Perhaps one of the most important aspects needed to determine when reading a novel is identifying who the characters are. However, introducing a character is not as simple as it sounds. David Lodge emphasizes the complexity of introducing a character in one of his chapters from “The Art of Fiction”. The points made by David Lodge become very apparent when reading Paradise of the Blind.
David Lodge starts his chapter by providing a passage from “Goodbye to Berlin” to give readers an idea how to introduce a character. David Lodge explains that introducing a character depends on the role of the character being introduced; for example, they could flat, minor, or major characters (Lodge 67). Lodge mentions that the most common way to introduce a character in older fiction is by providing a physical description and giving a biographical summary (68).Although in in modern fiction, the author usually chooses to develop the character throughout the story (69). In modern fiction, the author usually explains the characters actions to let the readers observe the characters sense of personality.
In Paradise of the Blind, the author, Duong Thu Huong begins the story by providing a description on the dressing attire and their obvious body attributes. The very first character introduced is Madame Vera. The author mentions her “enormous old head” and her “cheap perfume”. Later, the readers meet Hang, who is also the main character and narrator. Hang begins the story stating that she is ill and that she walks like a hunchback wearing a very baggy shirt and that it isn’t necessary for her to look good because there are no men who would care to stare. In these two instances, it is obvious that the technique of older fiction is being used due to the describing of character physical appearances.
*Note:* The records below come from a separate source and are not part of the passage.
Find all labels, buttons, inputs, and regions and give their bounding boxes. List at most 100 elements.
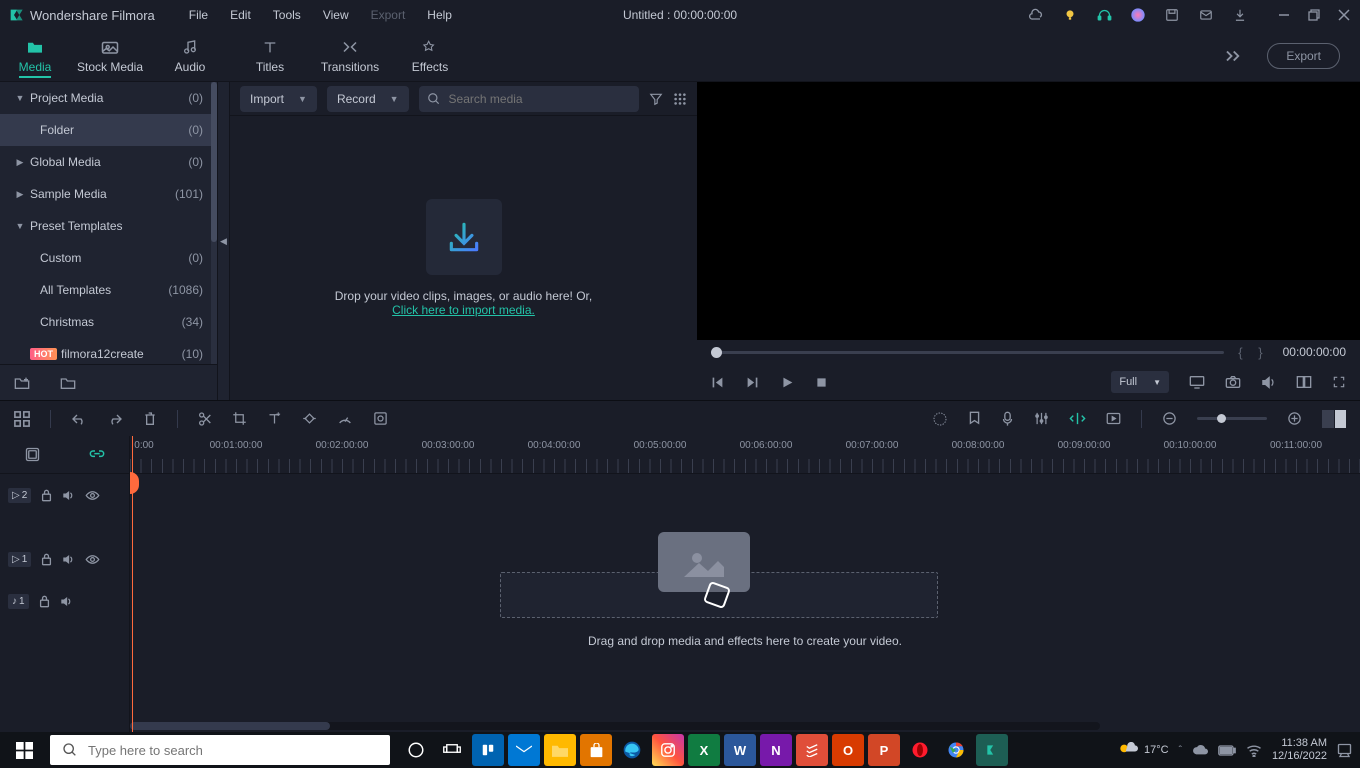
import-link[interactable]: Click here to import media. [392,303,535,317]
record-dropdown[interactable]: Record▼ [327,86,409,112]
playhead[interactable] [132,436,133,732]
headset-icon[interactable] [1096,7,1112,23]
weather-widget[interactable]: 17°C [1118,742,1169,758]
play-icon[interactable] [781,376,794,389]
tree-custom[interactable]: Custom(0) [0,242,217,274]
render-icon[interactable] [1106,412,1121,425]
export-button[interactable]: Export [1267,43,1340,69]
app-onenote[interactable]: N [760,734,792,766]
mute-icon[interactable] [62,489,75,502]
media-drop-area[interactable]: Drop your video clips, images, or audio … [230,116,697,400]
tree-filmora12create[interactable]: HOTfilmora12create(10) [0,338,217,364]
timeline-hscroll[interactable] [130,722,1100,730]
fullscreen-icon[interactable] [1332,375,1346,389]
tree-project-media[interactable]: ▼Project Media(0) [0,82,217,114]
tree-preset-templates[interactable]: ▼Preset Templates [0,210,217,242]
color-icon[interactable] [373,411,388,426]
grid-view-icon[interactable] [673,92,687,106]
layout-icon[interactable] [14,411,30,427]
timeline-view-toggle[interactable] [1322,410,1346,428]
app-outlook[interactable]: O [832,734,864,766]
visibility-icon[interactable] [85,490,100,501]
sidebar-scrollbar[interactable] [211,82,217,364]
tree-folder[interactable]: Folder(0) [0,114,217,146]
zoom-out-icon[interactable] [1162,411,1177,426]
minimize-icon[interactable] [1276,7,1292,23]
app-powerpoint[interactable]: P [868,734,900,766]
app-mail[interactable] [508,734,540,766]
cortana-icon[interactable] [400,734,432,766]
start-button[interactable] [0,732,48,768]
notifications-icon[interactable] [1337,743,1352,758]
voiceover-icon[interactable] [1001,411,1014,427]
onedrive-icon[interactable] [1192,744,1208,756]
search-media[interactable] [419,86,639,112]
keyframe-icon[interactable] [302,411,317,426]
wifi-icon[interactable] [1246,744,1262,757]
auto-ripple-icon[interactable] [1069,411,1086,426]
speed-icon[interactable] [337,412,353,426]
app-trello[interactable] [472,734,504,766]
link-icon[interactable] [89,448,105,462]
import-dropdown[interactable]: Import▼ [240,86,317,112]
tab-titles[interactable]: Titles [230,30,310,82]
zoom-slider[interactable] [1197,417,1267,420]
tab-media[interactable]: Media [0,30,70,82]
undo-icon[interactable] [71,412,87,426]
menu-edit[interactable]: Edit [220,4,261,26]
tab-stock-media[interactable]: Stock Media [70,30,150,82]
app-instagram[interactable] [652,734,684,766]
mute-icon[interactable] [62,553,75,566]
app-store[interactable] [580,734,612,766]
marker-icon[interactable] [968,411,981,426]
lock-icon[interactable] [39,595,50,608]
text-icon[interactable] [267,411,282,426]
tree-global-media[interactable]: ▶Global Media(0) [0,146,217,178]
mix-icon[interactable] [932,411,948,427]
video-track-2-head[interactable]: ▷2 [0,474,129,516]
tree-christmas[interactable]: Christmas(34) [0,306,217,338]
next-frame-icon[interactable] [746,376,759,389]
app-edge[interactable] [616,734,648,766]
close-icon[interactable] [1336,7,1352,23]
app-explorer[interactable] [544,734,576,766]
maximize-icon[interactable] [1306,7,1322,23]
save-icon[interactable] [1164,7,1180,23]
more-tabs-icon[interactable] [1213,49,1253,63]
redo-icon[interactable] [107,412,123,426]
track-manager-icon[interactable] [25,447,40,462]
timeline-ruler[interactable]: 0:00 00:01:00:00 00:02:00:00 00:03:00:00… [130,436,1360,474]
download-icon[interactable] [1232,7,1248,23]
lightbulb-icon[interactable] [1062,7,1078,23]
tab-transitions[interactable]: Transitions [310,30,390,82]
account-icon[interactable] [1130,7,1146,23]
timeline-body[interactable]: 0:00 00:01:00:00 00:02:00:00 00:03:00:00… [130,436,1360,732]
crop-icon[interactable] [232,411,247,426]
message-icon[interactable] [1198,7,1214,23]
sidebar-collapse[interactable]: ◀ [218,82,230,400]
lock-icon[interactable] [41,489,52,502]
filter-icon[interactable] [649,92,663,106]
menu-file[interactable]: File [179,4,218,26]
split-icon[interactable] [198,411,212,427]
tab-audio[interactable]: Audio [150,30,230,82]
video-track-1-head[interactable]: ▷1 [0,538,129,580]
mute-icon[interactable] [60,595,73,608]
app-opera[interactable] [904,734,936,766]
prev-frame-icon[interactable] [711,376,724,389]
audio-track-1-head[interactable]: ♪1 [0,580,129,622]
menu-help[interactable]: Help [417,4,462,26]
zoom-in-icon[interactable] [1287,411,1302,426]
preview-quality[interactable]: Full▼ [1111,371,1169,393]
app-word[interactable]: W [724,734,756,766]
tree-all-templates[interactable]: All Templates(1086) [0,274,217,306]
taskview-icon[interactable] [436,734,468,766]
seek-slider[interactable] [711,351,1224,354]
cloud-icon[interactable] [1028,7,1044,23]
in-out-brackets[interactable]: { } [1238,345,1268,360]
taskbar-search-input[interactable] [88,743,378,758]
volume-icon[interactable] [1261,375,1276,390]
visibility-icon[interactable] [85,554,100,565]
search-input[interactable] [449,92,631,106]
taskbar-search[interactable] [50,735,390,765]
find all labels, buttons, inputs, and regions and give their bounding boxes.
As the novel progresses, characters in this novel begin to establish themselves more and more. Hang’s personality is developed throughout the novel. She gives the readers glimpses of what she feels and thinks. For example, in the first chapter, Hang stays silent multiple times when being in a conversation with her roommate. This builds up to the characters thoughts and contemplations. Other major characters such as the Aunt Tam and Hang’s mother, Que are being introduced throughout the entire story. With these introduced characters, certain aspects begin to factor into the play, such as jealousy and influence. In chapter 4, Hang states “Since Aunt Tam had come into our life, Mother had stopped doting on me and calling her ‘dear child.’ She had become distant and reserved”. This novel also brings up the idea and mindset of male dominance with certain characters. Uncle Chinh mentions a remark on his sister Que, stating “I cannot have a lousy street vender for a sister”. In this moment of the novel, Uncle Chinh expresses the disgrace in his own family due to their occupation, for he was once a leader in his village that was highly praised.